Courrier-des-lecteurs : Mauritanie-Israël : reportage impossible

“Il y a quelques semaines, la chaîne de télévision Aljazeera décidait de consacrer un programme aux relations entre la Mauritanie et Israël. Elle choisit de confier la tâche à un jeune Mauritanien, du nom de Sidina Ould Baba, journaliste résident au Qatar. Arrivé à Nouakchott, il passe un accord avec les autorités, en particulier Ould Bellal, ministre des Affaires étrangères et de la Coopération, pour n’interroger que des personnes déterminées à l’avance.
Au reporter est interdit d accorder la parole à une liste d’opposants aussi bien intérieurs qu’en exil. Etroitement surveillé par un « chaperon » du ministère de la Communication, en la personne de Boubacar Ould Ethmane dit Nah, le fameux directeur de publication (fantôme) membre d’un comité de soutien à la normalisation des relations avec Israël. Il est lui même rémunéré par la chaîne qatarie à laquelle cet exercice est imposé.
Le journaliste Ould Baba fera appel aux services d’un caméraman, dénommé Ould Ebbe, qui se trouve être son cousin. Tous les deux s’entretiennent avec des hommes politiques, dont Ould Ould Mohamed Moussa l’ex diplomate du PCD interdit, le ministre Ould Bellal et quelques autres. Les grandes figures de l’opposition sont écartées de l’interview mais le résultat s’avère, sur le plan éditorial, tout aussi édifiant. Au total, une douzaine de cassettes sont enregistrées. A la veille du départ du journaliste, sa voiture est volée, puis ce fut au tour de son caméraman de subir le même désagrément. Là, le véhicule contenait toute la production. Le journaliste Ould Baba porte plainte, après trois jours de tribulations: en ultime recours, les marabouts sont sollicités…
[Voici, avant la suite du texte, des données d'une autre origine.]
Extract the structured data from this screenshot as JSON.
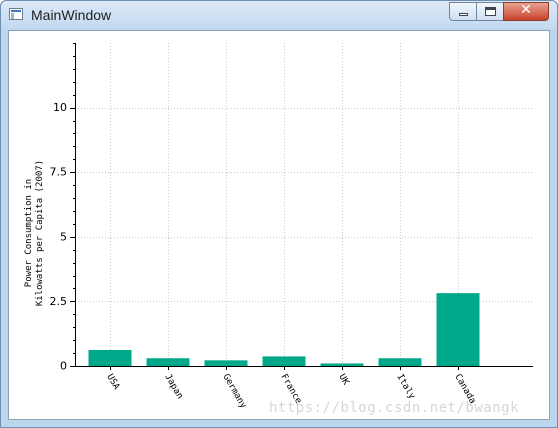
{
  "window": {
    "title": "MainWindow",
    "close_glyph": "✕"
  },
  "chart_data": {
    "type": "bar",
    "categories": [
      "USA",
      "Japan",
      "Germany",
      "France",
      "UK",
      "Italy",
      "Canada"
    ],
    "values": [
      0.62,
      0.3,
      0.22,
      0.37,
      0.1,
      0.3,
      2.82
    ],
    "ylabel": "Power Consumption in\nKilowatts per Capita (2007)",
    "xlabel": "",
    "ylim": [
      0,
      12.5
    ],
    "yticks": [
      0,
      2.5,
      5,
      7.5,
      10
    ],
    "ytick_labels": [
      "0",
      "2.5",
      "5",
      "7.5",
      "10"
    ],
    "grid": true,
    "bar_color": "#00a98a"
  },
  "watermark": "https://blog.csdn.net/bwangk"
}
Le caméraman est arrêté et torturé par des policiers qui semblent soudoyés pour lui faire avouer l’emplacement des cassettes. Après quatre jours d’épreuves, la nouvelle s’ébruite. Parents et amis de la victime se mobilisent. L’affaire va devant les tribunaux. Certains accusent le jeune journaliste d’avoir porté plainte contre son caméraman, afin de justifier auprès Aljazeera le refinancement du projet, tandis que Ould Ebbe cherche à se venger et dit être victime de sévices violents. Des sources plus subtiles soupçonnent une manoeuvre des services de sécurité qui auraient jugé imprudente la diffusion du sujet dans un contexte interne aussi fragile. Le guide de l’équipe, Boubacar Ould Ethmane serait de connivence.Les observateurs notent que les deux journalistes sont jeunes et sans aucune expérience des codes criminels en vigueur dans l’espace public mauritanien. L’affaire se trouve toujours entre les mains de la « justice » et des tribus”.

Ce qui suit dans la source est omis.